Generative artificial intelligence (Gen AI) can quickly and accurately screen patients to determine their eligibility for clinical trials, according to a new study from researchers at Massachusetts General Hospital and Brigham Hospital. Such technology could make it faster and cheaper to evaluate new treatments and ultimately help bring effective therapies to patients.
The researchers evaluated the accuracy and cost of a Gen AI process they named RAG-Enabled Clinical Trials Infrastructure Inclusion Exclusion Review (RECTIFIER), which identifies patients who meet criteria for enrollment in heart failure trials based on their medical records. For criteria that require reviewing patient records, they found that RECTIFIER screened patients more accurately than disease-trained research coordinators who typically perform the screening, and at a fraction of the current cost. Findings: NEJM AI.
“We see that large-scale language models have the potential to fundamentally improve clinical trial screening. Now we are beginning the difficult work of determining how to integrate this capability into real-world trial workflows to simultaneously improve efficacy, safety, and fairness.”
Samuel (Sandy) Aronson, ALM, MA, co-senior study author and executive director of IT and AI Solutions, Massachusetts General Brigham Precision Medicine
Samuel (Sandy) Aronson also serves as Senior Director of IT and AI Solutions at the Accelerator for Clinical Transformation.
Clinical trials enroll people who meet certain criteria, such as age, diagnosis, major health indicators, and current or past medications. These criteria help ensure that researchers enroll participants who are representative of the people expected to benefit from the treatment. Enrollment criteria also help ensure that trials do not enroll patients who have unrelated health problems or who are taking medications that may interfere with the results.
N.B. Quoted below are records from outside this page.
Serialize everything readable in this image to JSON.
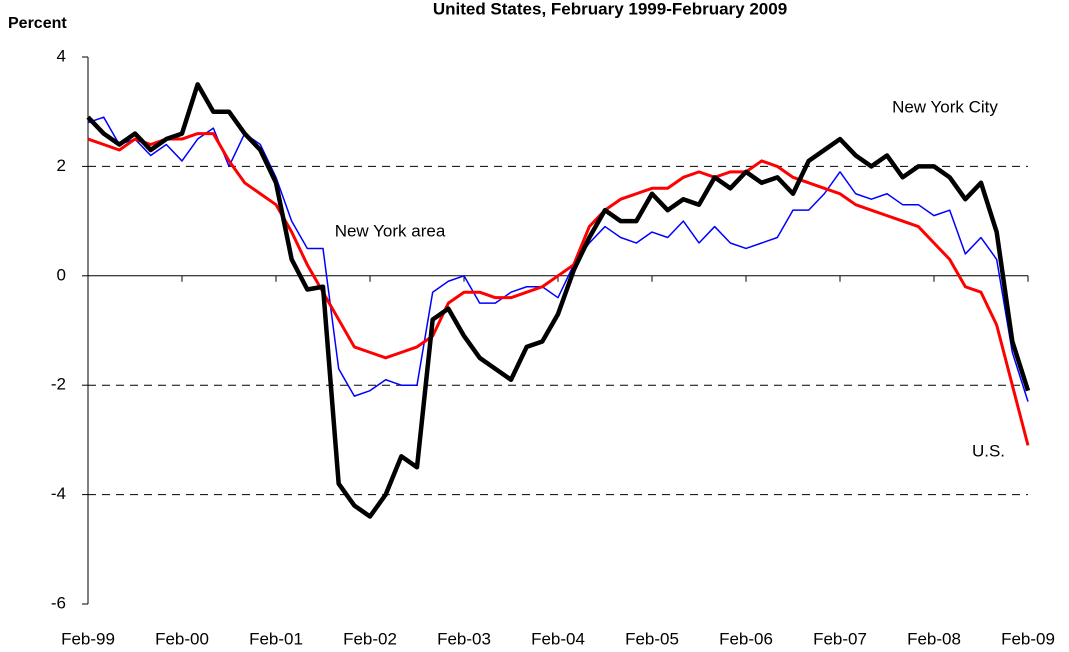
{
  "chart_data": {
    "type": "line",
    "title": "United States, February 1999-February 2009",
    "y_label": "Percent",
    "categories": [
      "Feb-99",
      null,
      null,
      null,
      null,
      null,
      "Feb-00",
      null,
      null,
      null,
      null,
      null,
      "Feb-01",
      null,
      null,
      null,
      null,
      null,
      "Feb-02",
      null,
      null,
      null,
      null,
      null,
      "Feb-03",
      null,
      null,
      null,
      null,
      null,
      "Feb-04",
      null,
      null,
      null,
      null,
      null,
      "Feb-05",
      null,
      null,
      null,
      null,
      null,
      "Feb-06",
      null,
      null,
      null,
      null,
      null,
      "Feb-07",
      null,
      null,
      null,
      null,
      null,
      "Feb-08",
      null,
      null,
      null,
      null,
      null,
      "Feb-09"
    ],
    "series": [
      {
        "name": "New York area",
        "color": "#0000ff",
        "values": [
          2.8,
          2.9,
          2.4,
          2.5,
          2.2,
          2.4,
          2.1,
          2.5,
          2.7,
          2.0,
          2.6,
          2.4,
          1.8,
          1.0,
          0.5,
          0.5,
          -1.7,
          -2.2,
          -2.1,
          -1.9,
          -2.0,
          -2.0,
          -0.3,
          -0.1,
          0.0,
          -0.5,
          -0.5,
          -0.3,
          -0.2,
          -0.2,
          -0.4,
          0.2,
          0.6,
          0.9,
          0.7,
          0.6,
          0.8,
          0.7,
          1.0,
          0.6,
          0.9,
          0.6,
          0.5,
          0.6,
          0.7,
          1.2,
          1.2,
          1.5,
          1.9,
          1.5,
          1.4,
          1.5,
          1.3,
          1.3,
          1.1,
          1.2,
          0.4,
          0.7,
          0.3,
          -1.4,
          -2.3
        ]
      },
      {
        "name": "U.S.",
        "color": "#ff0000",
        "values": [
          2.5,
          2.4,
          2.3,
          2.5,
          2.4,
          2.5,
          2.5,
          2.6,
          2.6,
          2.1,
          1.7,
          1.5,
          1.3,
          0.8,
          0.2,
          -0.3,
          -0.8,
          -1.3,
          -1.4,
          -1.5,
          -1.4,
          -1.3,
          -1.1,
          -0.5,
          -0.3,
          -0.3,
          -0.4,
          -0.4,
          -0.3,
          -0.2,
          0.0,
          0.2,
          0.9,
          1.2,
          1.4,
          1.5,
          1.6,
          1.6,
          1.8,
          1.9,
          1.8,
          1.9,
          1.9,
          2.1,
          2.0,
          1.8,
          1.7,
          1.6,
          1.5,
          1.3,
          1.2,
          1.1,
          1.0,
          0.9,
          0.6,
          0.3,
          -0.2,
          -0.3,
          -0.9,
          -2.0,
          -3.1
        ]
      },
      {
        "name": "New York City",
        "color": "#000000",
        "values": [
          2.9,
          2.6,
          2.4,
          2.6,
          2.3,
          2.5,
          2.6,
          3.5,
          3.0,
          3.0,
          2.6,
          2.3,
          1.7,
          0.3,
          -0.25,
          -0.2,
          -3.8,
          -4.2,
          -4.4,
          -4.0,
          -3.3,
          -3.5,
          -0.8,
          -0.6,
          -1.1,
          -1.5,
          -1.7,
          -1.9,
          -1.3,
          -1.2,
          -0.7,
          0.1,
          0.7,
          1.2,
          1.0,
          1.0,
          1.5,
          1.2,
          1.4,
          1.3,
          1.8,
          1.6,
          1.9,
          1.7,
          1.8,
          1.5,
          2.1,
          2.3,
          2.5,
          2.2,
          2.0,
          2.2,
          1.8,
          2.0,
          2.0,
          1.8,
          1.4,
          1.7,
          0.8,
          -1.2,
          -2.1
        ]
      }
    ],
    "ylim": [
      -6,
      4
    ],
    "yticks": [
      -6,
      -4,
      -2,
      0,
      2,
      4
    ],
    "grid": true
  }
}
“Participant screening is one of the most time-consuming, labor-intensive and error-prone activities in a clinical trial,” said co-first author Ozan Unlüh, MD, a clinical informatics fellow at the Brigham Massachusetts General Hospital and a cardiovascular medicine fellow at Brigham and Women's Hospital.
The research team, part of the Massachusetts General Hospital Brigham Clinical Transformation Accelerator, tested the ability of an AI process to identify patients eligible for the Collaborative Program for Optimal Treatment Implementation in Heart Failure (COPILOT-HF) trial. The trial recruits patients with heart failure symptoms and identifies potential participants based on electronic health record (EHR) data. The researchers designed 13 prompts to assess clinical trial eligibility. They tested and refined these prompts using a small number of patients' charts and then applied them to a dataset of 1,894 patients with an average of 120 notes per patient. They then compared the screening performance of the process to that of study staff.
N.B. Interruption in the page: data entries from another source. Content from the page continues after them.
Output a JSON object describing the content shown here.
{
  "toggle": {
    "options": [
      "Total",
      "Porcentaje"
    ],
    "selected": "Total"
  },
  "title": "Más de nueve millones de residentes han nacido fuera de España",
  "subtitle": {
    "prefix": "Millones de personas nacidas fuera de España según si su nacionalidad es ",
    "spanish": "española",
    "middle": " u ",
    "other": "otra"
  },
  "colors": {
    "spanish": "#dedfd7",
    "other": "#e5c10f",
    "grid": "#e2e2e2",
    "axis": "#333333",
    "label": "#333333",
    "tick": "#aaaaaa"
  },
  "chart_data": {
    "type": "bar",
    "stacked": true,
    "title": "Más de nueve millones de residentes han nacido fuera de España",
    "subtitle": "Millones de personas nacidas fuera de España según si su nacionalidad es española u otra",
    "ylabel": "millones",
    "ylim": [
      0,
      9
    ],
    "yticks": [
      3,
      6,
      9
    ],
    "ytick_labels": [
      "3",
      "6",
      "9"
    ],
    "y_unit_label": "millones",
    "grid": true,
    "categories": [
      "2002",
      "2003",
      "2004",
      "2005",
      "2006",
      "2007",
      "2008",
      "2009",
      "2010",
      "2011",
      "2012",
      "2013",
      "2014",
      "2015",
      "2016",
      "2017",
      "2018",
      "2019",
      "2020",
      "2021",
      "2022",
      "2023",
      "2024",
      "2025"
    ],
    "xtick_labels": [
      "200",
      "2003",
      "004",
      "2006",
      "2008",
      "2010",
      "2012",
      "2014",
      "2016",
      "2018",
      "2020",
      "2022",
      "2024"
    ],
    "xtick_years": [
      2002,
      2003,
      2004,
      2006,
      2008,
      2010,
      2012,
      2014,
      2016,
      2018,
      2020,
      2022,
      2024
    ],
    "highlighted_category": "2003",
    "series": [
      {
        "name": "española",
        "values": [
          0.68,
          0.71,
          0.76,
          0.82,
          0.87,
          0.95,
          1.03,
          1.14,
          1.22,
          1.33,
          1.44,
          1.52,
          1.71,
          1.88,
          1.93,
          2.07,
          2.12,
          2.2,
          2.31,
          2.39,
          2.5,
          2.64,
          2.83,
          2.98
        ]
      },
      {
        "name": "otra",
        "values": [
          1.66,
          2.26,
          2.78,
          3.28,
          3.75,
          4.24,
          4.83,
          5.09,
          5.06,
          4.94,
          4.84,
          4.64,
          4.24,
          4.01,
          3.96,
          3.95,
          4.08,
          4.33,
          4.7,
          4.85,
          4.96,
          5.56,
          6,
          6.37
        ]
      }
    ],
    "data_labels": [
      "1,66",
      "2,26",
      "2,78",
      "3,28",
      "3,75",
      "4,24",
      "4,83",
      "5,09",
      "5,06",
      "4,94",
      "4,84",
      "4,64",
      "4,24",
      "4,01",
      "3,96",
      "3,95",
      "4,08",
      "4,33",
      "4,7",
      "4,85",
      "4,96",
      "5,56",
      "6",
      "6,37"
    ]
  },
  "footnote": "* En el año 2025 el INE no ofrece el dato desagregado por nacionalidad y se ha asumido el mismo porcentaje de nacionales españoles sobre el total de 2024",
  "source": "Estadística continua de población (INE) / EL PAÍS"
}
The accuracy of the AI process, based on its alignment with a “gold standard” assessment by expert clinicians of whether patients met the study criteria, ranged from 97.9% to 100%. In comparison, research staff evaluating the same medical records were slightly less accurate than the AI, with accuracy rates ranging from 91.7% to 100%.
The researchers estimate that it would cost their AI model to test each patient at about $0.11, which the authors explain is an order of magnitude cheaper than traditional testing methods.
Co-author Alexander Blood, MD, a cardiologist and associate director of the Clinical Transformation Accelerator at Brigham and Women's Hospital, noted that using AI in clinical trials can reduce the time it takes to determine whether a treatment works. “If we can speed up the clinical trial process and conduct cheaper, more equitable trials without sacrificing safety, we can get drugs to patients sooner and make them available to a wider range of people,” Blood said.
The researchers noted that there are potential risks to watch for when integrating AI into everyday workflows: AI can introduce bias and miss nuances in medical records. Additionally, changes to how data is captured in the health system can have a significant impact on AI performance.
For these reasons, the authors conclude that any study that uses AI to screen patients must have some form of check: Most trials have clinicians who double-check participants who research staff deem eligible for the study, and the researchers recommend continuing this final check with AI screening.
“Our goal is to prove that this works in other disease areas and use cases, as we expand beyond the walls of Massachusetts General Hospital Brigham,” Blood added.
sauce:
Journal References:
Unruh, O. others(2024) Search-Enhanced Generative-Enabled GPT-4 for Clinical Trial Screening. Screw it. doi.org/10.1056/AIoa2400181.